Despite evidence to the contrary (governmental, legislative, and most importantly, televisual), the annual ‘Better Life Index’ compiled by the the Organisation for Economic Co-operation and Development (OECD) has determined that Australia is the happiest industrialised nation out of all the nations when judged by a criteria that includes housing, jobs, education, health, environment and work-life balance.
Out of thirty-four countries included in the OECD survey, which is based on data collated by the United Nations, Australia reached a cumulative rank that placed it ahead of countries usually deemed the most stoked, including those simultaneously beautiful and incredibly creepy Norwegians, and the terminally (un) happy Americans.

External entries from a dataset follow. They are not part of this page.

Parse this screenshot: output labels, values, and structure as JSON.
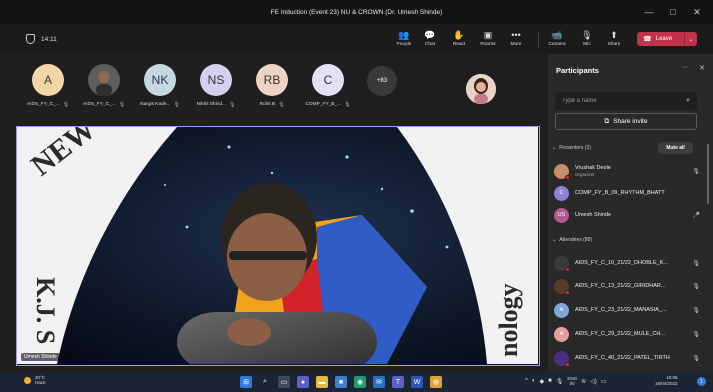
{
  "window": {
    "title": "FE Induction (Event 23) NU & CROWN (Dr. Umesh Shinde)",
    "controls": [
      "—",
      "□",
      "✕"
    ]
  },
  "meeting": {
    "timer": "14:11",
    "toolbar": [
      {
        "label": "People",
        "icon": "people-icon",
        "glyph": "👥",
        "active": true
      },
      {
        "label": "Chat",
        "icon": "chat-icon",
        "glyph": "💬",
        "active": false
      },
      {
        "label": "React",
        "icon": "react-icon",
        "glyph": "✋",
        "active": false
      },
      {
        "label": "Rooms",
        "icon": "rooms-icon",
        "glyph": "▣",
        "active": false
      },
      {
        "label": "More",
        "icon": "more-icon",
        "glyph": "•••",
        "active": false
      }
    ],
    "devices": [
      {
        "label": "Camera",
        "icon": "camera-off-icon",
        "glyph": "📹"
      },
      {
        "label": "Mic",
        "icon": "mic-off-icon",
        "glyph": "🎙"
      },
      {
        "label": "Share",
        "icon": "share-tray-icon",
        "glyph": "⬆"
      }
    ],
    "leave_label": "Leave"
  },
  "strip": {
    "participants": [
      {
        "initials": "A",
        "name": "AIDS_FY_C_...",
        "color": "#f3d6a6"
      },
      {
        "initials": "",
        "name": "AIDS_FY_C_...",
        "color": "#3b3b3b",
        "photo": true
      },
      {
        "initials": "NK",
        "name": "Nargis Kade...",
        "color": "#c6d8e4"
      },
      {
        "initials": "NS",
        "name": "Nikhil Shind...",
        "color": "#d3d0f0"
      },
      {
        "initials": "RB",
        "name": "Rohit B",
        "color": "#eed3c5"
      },
      {
        "initials": "C",
        "name": "COMP_FY_B_...",
        "color": "#e4e1f5"
      }
    ],
    "more_count": "+83"
  },
  "stage": {
    "speaker_label": "Umesh Shinde",
    "banner_texts": [
      "NEW",
      "K.J. S",
      "nology"
    ]
  },
  "panel": {
    "title": "Participants",
    "search_placeholder": "Type a name",
    "share_invite": "Share invite",
    "presenters_header": "Presenters (3)",
    "mute_all": "Mute all",
    "attendees_header": "Attendees (88)",
    "presenters": [
      {
        "name": "Vrushak Deole",
        "role": "Organizer",
        "avatar_color": "#c98c6a",
        "initials": ""
      },
      {
        "name": "COMP_FY_B_09_RHYTHM_BHATT",
        "role": "",
        "avatar_color": "#8a83d8",
        "initials": "C"
      },
      {
        "name": "Umesh Shinde",
        "role": "",
        "avatar_color": "#b4598f",
        "initials": "US"
      }
    ],
    "attendees": [
      {
        "name": "AIDS_FY_C_10_21/22_DHOBLE_K...",
        "avatar_color": "#3a3a3a",
        "initials": ""
      },
      {
        "name": "AIDS_FY_C_13_21/22_GIRIDHAR...",
        "avatar_color": "#5b3a2e",
        "initials": ""
      },
      {
        "name": "AIDS_FY_C_23_21/22_MANASIA_...",
        "avatar_color": "#7fa6d6",
        "initials": "A"
      },
      {
        "name": "AIDS_FY_C_29_21/22_MULE_CH...",
        "avatar_color": "#e79d9d",
        "initials": "A"
      },
      {
        "name": "AIDS_FY_C_40_21/22_PATEL_TIRTH",
        "avatar_color": "#4a2f80",
        "initials": ""
      }
    ]
  },
  "taskbar": {
    "weather_temp": "30°C",
    "weather_desc": "Haze",
    "lang_top": "ENG",
    "lang_bottom": "IN",
    "time": "10:05",
    "date": "16/04/2022",
    "notifications": "1"
  },
  "colors": {
    "accent": "#9d9bff",
    "leave": "#c4314b",
    "panel_bg": "#292929"
  }
}
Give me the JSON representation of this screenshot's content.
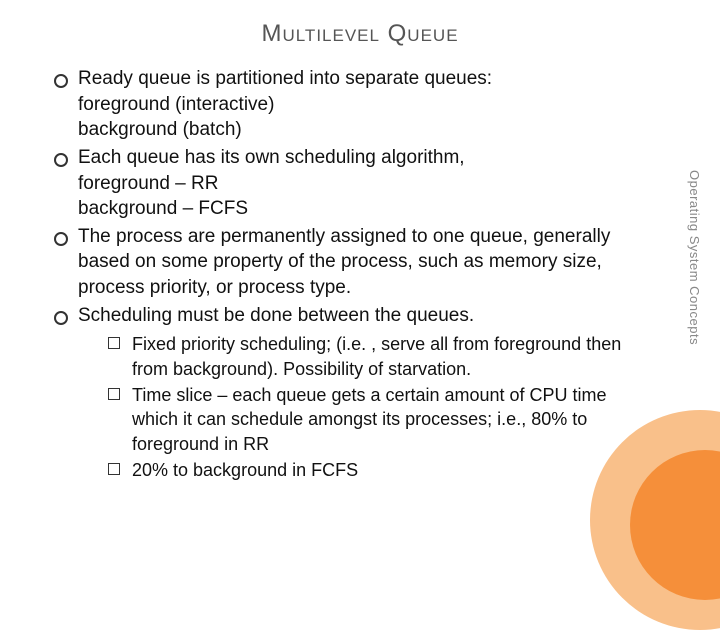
{
  "title": "Multilevel Queue",
  "bullets": [
    {
      "lines": [
        "Ready queue is partitioned into separate queues:",
        "foreground (interactive)",
        "background (batch)"
      ]
    },
    {
      "lines": [
        "Each queue has its own scheduling algorithm,",
        "foreground – RR",
        "background – FCFS"
      ]
    },
    {
      "lines": [
        "The process are permanently assigned to one queue, generally based on some property of the process, such as memory size, process priority, or process type."
      ]
    },
    {
      "lines": [
        "Scheduling must be done between the queues."
      ],
      "subs": [
        "Fixed priority scheduling; (i.e. , serve all from foreground then from background).  Possibility of starvation.",
        "Time slice – each queue gets a certain amount of CPU time which it can schedule amongst its processes; i.e., 80% to foreground in RR",
        "20% to background in FCFS"
      ]
    }
  ],
  "side_label": "Operating System Concepts"
}
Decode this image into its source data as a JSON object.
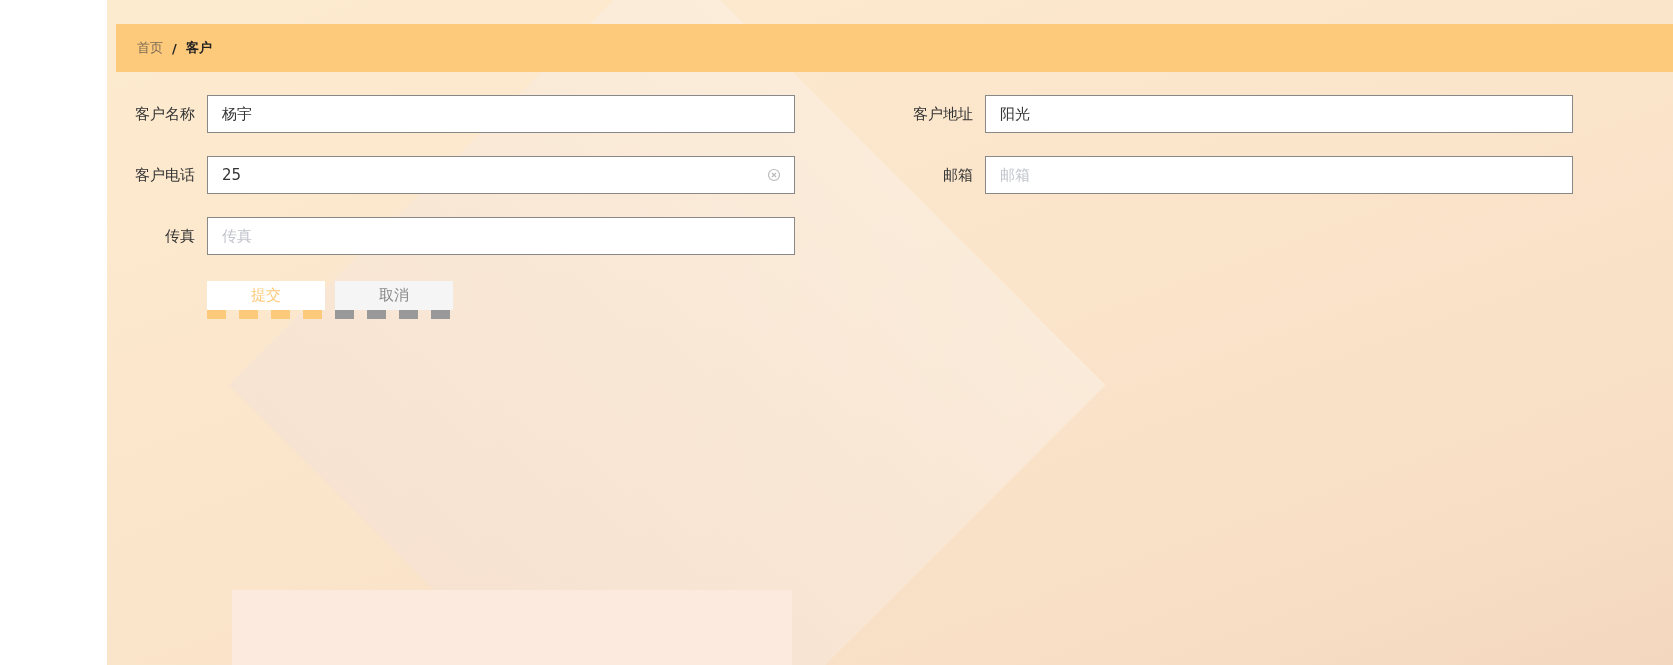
{
  "breadcrumb": [
    {
      "label": "首页",
      "current": false
    },
    {
      "label": "/",
      "kind": "separator"
    },
    {
      "label": "客户",
      "current": true
    }
  ],
  "form_rows": [
    {
      "fields": [
        {
          "label": "客户名称",
          "value": "杨宇",
          "clearable": false
        },
        {
          "label": "客户地址",
          "value": "阳光",
          "clearable": false
        }
      ]
    },
    {
      "fields": [
        {
          "label": "客户电话",
          "value": "25",
          "clearable": true
        },
        {
          "label": "邮箱",
          "placeholder": "邮箱",
          "clearable": false
        }
      ]
    },
    {
      "fields": [
        {
          "label": "传真",
          "placeholder": "传真",
          "clearable": false
        }
      ]
    }
  ],
  "buttons": [
    {
      "label": "提交",
      "kind": "primary"
    },
    {
      "label": "取消",
      "kind": "default"
    }
  ]
}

But don’t thank those guys for their internal crises (you know, terrorism and whatnot – which surely have an adverse affect on a country’s ‘happiness’ ratings) sweeping generalisations and anonymous statistics can also be credited for Australia’s high ranking. Buzz words like ‘rising cost of living’, ‘global financial crisis’, and ‘foreign economic turmoil’ are bolstered by statistics that say 85% of Australians described their health as ‘good‘ (despite a 50% obesity rate), or that Australian men will spend close to three hours cooking, cleaning or caring on a daily basis. And watching Masterchef doesn’t even count. Good job, guys.